Crokage: Source text help uses millions of responses from Stack Overflow

IT researchers have developed software that uses the developer portal Stack Overflow to provide understandable answers to developer queries. Crokage interprets search strings and provides solutions in the form of code examples and tutorials intended to explain specific source text passages, methods, classes and functions. The machine-learning system is based on the 18 million questions published on Stack Overflow and 27 million responses to them.

Job market

  1. Marienhaus Dienstleistungen GmbH, Neustadt an der Weinstrasse
  2. State capital Wiesbaden, Wiesbaden

"One of the most powerful features of Stack Overflow is the accumulation of developer knowledge over time", writes the developer portal in one Blog Post, Crokage takes advantage of this knowledge. It should be a solution for the frequently occurring semantic differences between the questions of the developers and the answers of the system they use.

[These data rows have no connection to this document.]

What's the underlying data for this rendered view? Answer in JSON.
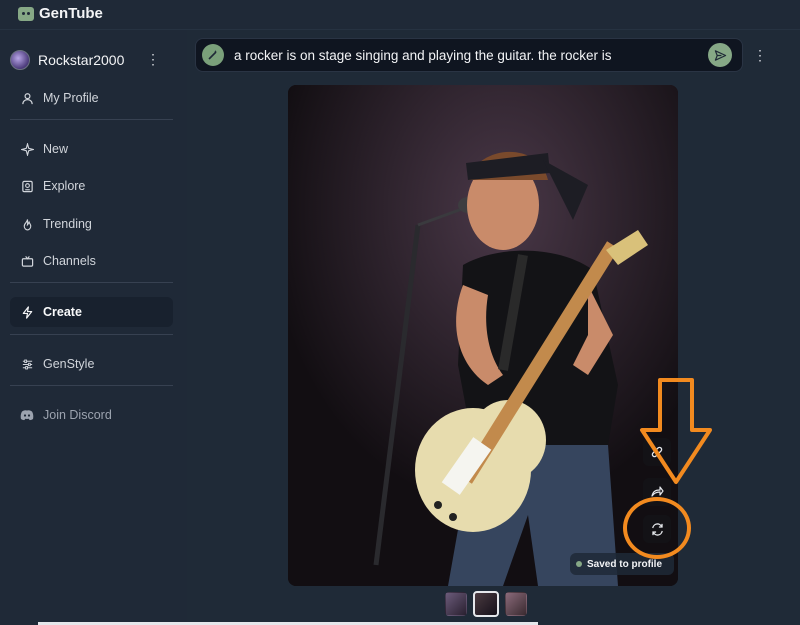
{
  "app": {
    "name": "GenTube"
  },
  "user": {
    "name": "Rockstar2000"
  },
  "sidebar": {
    "items": [
      {
        "label": "My Profile",
        "icon": "person-icon"
      },
      {
        "label": "New",
        "icon": "sparkle-icon"
      },
      {
        "label": "Explore",
        "icon": "explore-icon"
      },
      {
        "label": "Trending",
        "icon": "flame-icon"
      },
      {
        "label": "Channels",
        "icon": "tv-icon"
      },
      {
        "label": "Create",
        "icon": "bolt-icon",
        "active": true
      },
      {
        "label": "GenStyle",
        "icon": "sliders-icon"
      },
      {
        "label": "Join Discord",
        "icon": "discord-icon"
      }
    ]
  },
  "prompt": {
    "text": "a rocker is on stage singing and playing the guitar. the rocker is",
    "wand_icon": "magic-wand-icon",
    "send_icon": "send-icon"
  },
  "image": {
    "description_alt": "rocker singing and playing guitar on stage",
    "side_buttons": [
      "link-icon",
      "share-icon",
      "regenerate-icon"
    ],
    "saved_label": "Saved to profile"
  },
  "thumbnails": {
    "count": 3,
    "selected_index": 1
  },
  "colors": {
    "accent": "#86a886",
    "annotation": "#f28a1f",
    "background": "#1f2937"
  }
}
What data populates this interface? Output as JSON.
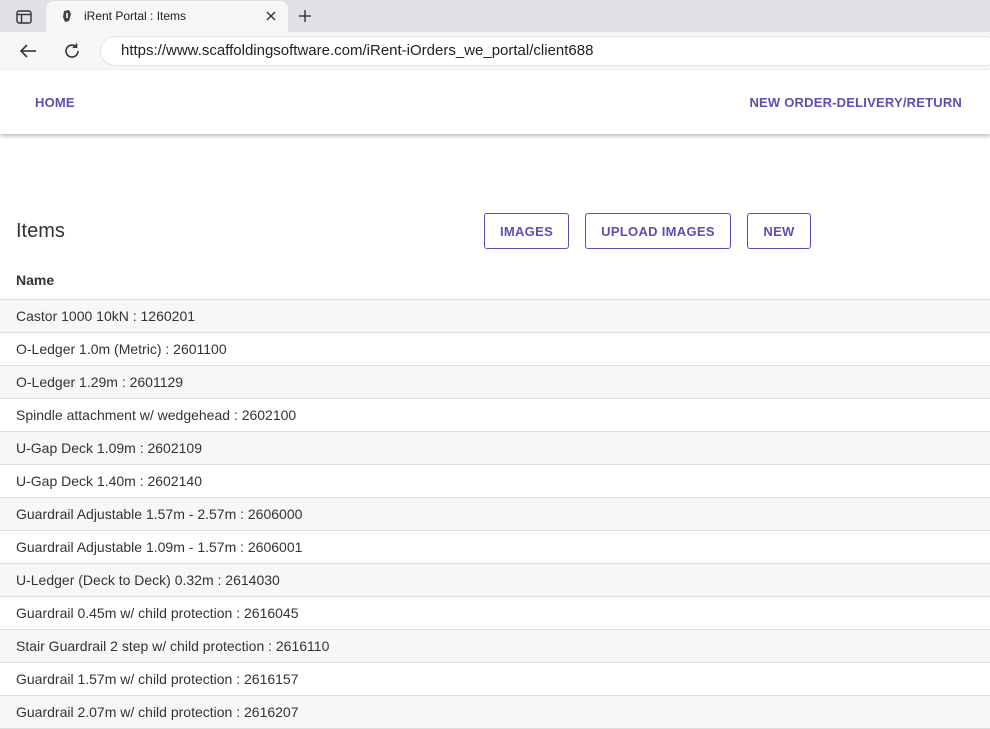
{
  "browser": {
    "tab_title": "iRent Portal : Items",
    "url": "https://www.scaffoldingsoftware.com/iRent-iOrders_we_portal/client688"
  },
  "nav": {
    "home": "HOME",
    "new_order": "NEW ORDER-DELIVERY/RETURN"
  },
  "page": {
    "title": "Items",
    "buttons": {
      "images": "IMAGES",
      "upload_images": "UPLOAD IMAGES",
      "new": "NEW"
    }
  },
  "table": {
    "column_header": "Name",
    "rows": [
      "Castor 1000 10kN : 1260201",
      "O-Ledger 1.0m (Metric) : 2601100",
      "O-Ledger 1.29m : 2601129",
      "Spindle attachment w/ wedgehead : 2602100",
      "U-Gap Deck 1.09m : 2602109",
      "U-Gap Deck 1.40m : 2602140",
      "Guardrail Adjustable 1.57m - 2.57m : 2606000",
      "Guardrail Adjustable 1.09m - 1.57m : 2606001",
      "U-Ledger (Deck to Deck) 0.32m : 2614030",
      "Guardrail 0.45m w/ child protection : 2616045",
      "Stair Guardrail 2 step w/ child protection : 2616110",
      "Guardrail 1.57m w/ child protection : 2616157",
      "Guardrail 2.07m w/ child protection : 2616207"
    ]
  },
  "colors": {
    "accent": "#5b4fb3",
    "row_alt": "#f7f7f7",
    "border": "#dddddd"
  },
  "icons": [
    "sidebar-toggle-icon",
    "favicon-icon",
    "close-icon",
    "plus-icon",
    "back-arrow-icon",
    "reload-icon"
  ]
}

These are often not or only partially satisfactory. "These issues cause developers to search dozens of documents to create a satisfactory solution.", the developers write in the summary of the project.

Still in the test phase

Crokage applies speech recognition to high-level responses in stack overflow threads to handle them. The basic framework provides Fast text, an already trained text classifier. The software then returns source code examples and explanations. In initial tests, the program should be superior to conventional code searches. However, this has so far only been tested on 97 programming examples, half of which were used for further training by Crokage. 29 developers were involved in the test. For a productive application probably far more extensive test situations are necessary.

A first limited trial version of Crokage is already on a corresponding trial Website available, Currently the software is limited to the programming language Java. Users can try it and submit reviews. These in turn can help developers to improve results in the future.